O “Gramofone” de hoje celebra a vida e a obra gravada de uma das maiores fadistas de sempre: Fernanda Maria. Deixou-nos na Segunda-Feira passada, dia 13 de Janeiro, à beira de completar 88 anos. Diria que não há ninguém que ame verdadeiramente o nosso fado que não se impressione com a verdade e a carga emocional desta intérprete. O seu primeiro registo foi editado em 1958 pela casa Valentim de Carvalho e integrava uma série de discos designada “Ronda do Fado”, onde apareceram também Celeste Rodrigues ou Fernando Farinha. Subdividindo-se por diversas casas de fado, a maior das subséries foi precisamente aquela em que se estreou Fernanda Maria, que ocupa o terceiro de quatro volumes dedicados à casa Severa. Um ano depois, chega o disco em que uma foto da fadista, da autoria de Nuno Calvet, é chamada à capa, trazendo a gravação de “Saudade Vai-te Embora” e as guitarras de Francisco Carvalhinho e Martinho d’Assunção.
O sucesso destes primeiros discos é tão grande que vários se sucedem rapidamente, chegando-se a meio do ano de 1960 e as contas a irem no sétimo trabalho já. É então editado o EP “Bairros de Lisboa”, com duas desgarradas com Alfredo Marceneiro. Na realidade, praticamente 50 anos os separavam, mas unia-os este enorme amor ao fado e à forma mais castiça de o cantar. Pouco depois, Fernanda Maria muda de casa editora, passando da Valentim de Carvalho para a Alvorada, onde vem a gravar quase toda a sua obra. No entanto, o seu primeiro álbum foi editado nos EUA pelo selo Monitor em 1962, com o título “Lisboa Antiga”. Como produtor executivo, encontramos Emílio Mateus, falecido em 2024 com 101 anos e que foi o fundador da etiqueta Estúdio.

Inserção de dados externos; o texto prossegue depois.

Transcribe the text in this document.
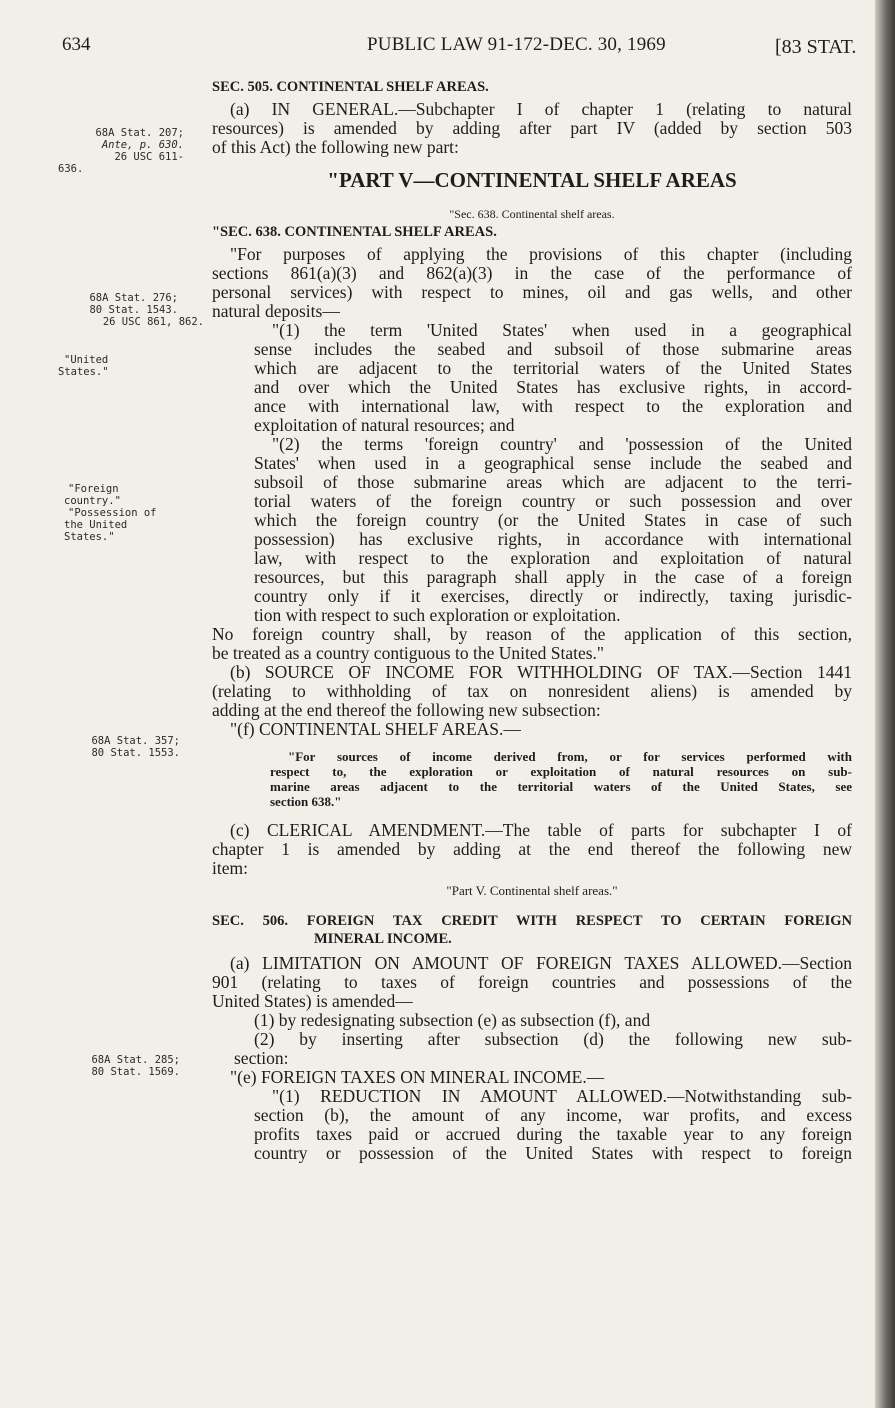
634	PUBLIC LAW 91-172-DEC. 30, 1969	[83 STAT.
68A Stat. 207;
Ante, p. 630.
26 USC 611-
636.
68A Stat. 276;
80 Stat. 1543.
26 USC 861, 862.
"United
States."
"Foreign
country."
"Possession of
the United
States."
68A Stat. 357;
80 Stat. 1553.
68A Stat. 285;
80 Stat. 1569.
SEC. 505. CONTINENTAL SHELF AREAS.
(a) IN GENERAL.—Subchapter I of chapter 1 (relating to natural
resources) is amended by adding after part IV (added by section 503
of this Act) the following new part:
"PART V—CONTINENTAL SHELF AREAS
"Sec. 638. Continental shelf areas.
"SEC. 638. CONTINENTAL SHELF AREAS.
"For purposes of applying the provisions of this chapter (including
sections 861(a)(3) and 862(a)(3) in the case of the performance of
personal services) with respect to mines, oil and gas wells, and other
natural deposits—
"(1) the term 'United States' when used in a geographical
sense includes the seabed and subsoil of those submarine areas
which are adjacent to the territorial waters of the United States
and over which the United States has exclusive rights, in accord-
ance with international law, with respect to the exploration and
exploitation of natural resources; and
"(2) the terms 'foreign country' and 'possession of the United
States' when used in a geographical sense include the seabed and
subsoil of those submarine areas which are adjacent to the terri-
torial waters of the foreign country or such possession and over
which the foreign country (or the United States in case of such
possession) has exclusive rights, in accordance with international
law, with respect to the exploration and exploitation of natural
resources, but this paragraph shall apply in the case of a foreign
country only if it exercises, directly or indirectly, taxing jurisdic-
tion with respect to such exploration or exploitation.
No foreign country shall, by reason of the application of this section,
be treated as a country contiguous to the United States."
(b) SOURCE OF INCOME FOR WITHHOLDING OF TAX.—Section 1441
(relating to withholding of tax on nonresident aliens) is amended by
adding at the end thereof the following new subsection:
"(f) CONTINENTAL SHELF AREAS.—
"For sources of income derived from, or for services performed with
respect to, the exploration or exploitation of natural resources on sub-
marine areas adjacent to the territorial waters of the United States, see
section 638."
(c) CLERICAL AMENDMENT.—The table of parts for subchapter I of
chapter 1 is amended by adding at the end thereof the following new
item:
"Part V. Continental shelf areas."
SEC. 506. FOREIGN TAX CREDIT WITH RESPECT TO CERTAIN FOREIGN
MINERAL INCOME.
(a) LIMITATION ON AMOUNT OF FOREIGN TAXES ALLOWED.—Section
901 (relating to taxes of foreign countries and possessions of the
United States) is amended—
(1) by redesignating subsection (e) as subsection (f), and
(2) by inserting after subsection (d) the following new sub-
section:
"(e) FOREIGN TAXES ON MINERAL INCOME.—
"(1) REDUCTION IN AMOUNT ALLOWED.—Notwithstanding sub-
section (b), the amount of any income, war profits, and excess
profits taxes paid or accrued during the taxable year to any foreign
country or possession of the United States with respect to foreign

Fernanda Maria tinha ainda outra faceta: a de autora de textos de canções. Na realidade, desde 1961 que incluía em discos seus algumas letras: “A Razão do Meu Viver”, nesse ano, cantada no fado menor; “Minha Mãe”, no ano seguinte, com música de Carlos da Maia; e “Recordação”, em 1963, com música de José Marques. No ano seguinte, Fernanda Maria abria com o marido a casa de fados “Lisboa à Noite”, onde recebe muitas das outras grandes vozes de então. Um dos grandes sucessos da fadista, “Não Passes com Ela à Minha Rua” (letra de Carlos Conde e música do fado Alberto, de Miguel Ramos) é pulicado em 1968 num álbum de título genérico “Fados”, neste caso com acompanhamento do Trio de Guitarras Lisboa à Noite, com Jaime Santos, Martinho d’Assunção e Liberto Conde. O ritmo frenético de edições de Fernanda Maria não é de facto algo de somenos, até porque, construindo-se a discografia nacional na época fundamentalmente à base dos EPs de 7 polegadas, quase sempre com 4 faixas, esta nossa fadista foi um caso à parte. Na verdade, os álbuns de originais eram o formato de eleição para ela, inscrevendo o seu nome numa reduzidíssima galeria de artistas que viam a sua obra veiculada de forma consistente nesse formato. No capítulo dos álbuns de originais, Fernanda Maria apenas ombreia com Ada de Castro, estando naturalmente Amália Rodrigues noutros mercados, e fora do âmbito do fado a excepção seria José Afonso.
Em 1972 chega o álbum “Fado Mágoas”, com Fernanda Maria acompanhada por Adelino dos Santos, Armandino Maia, José Maria de Carvalho, José Vilela, António Chainho ou José Maria Nóbrega. Um ano depois, eram editados dois álbuns de originais, “De Loucura em Loucura” e “Penso Sempre em Ti”, onde estão representados autores como João Dias, Domingos Gonçalves da Costa, Moniz Pereira, Artur Ribeiro, Jerónimo Bragança ou Álvaro Duarte Simões, numa viagem que nunca parou de maravilhar quem ouve esta fadista que cantou também David Mourão-Ferreira mas que, querendo cantar Fernando Pessoa, foi a tal desaconselhada por receio de que o seu público não entendesse os seus versos. Nos anos 80 e 90, Fernanda Maria não deixou de editar novos trabalhos e até de gravar duetos com Manuel de Almeida e Gonçalo Salgueiro (neste caso, já em 2012), mas o novo século já não veria mais discos em nome próprio desta voz que tantos e tantos continuarão decerto a ter como uma das mais genuínas do nosso fado.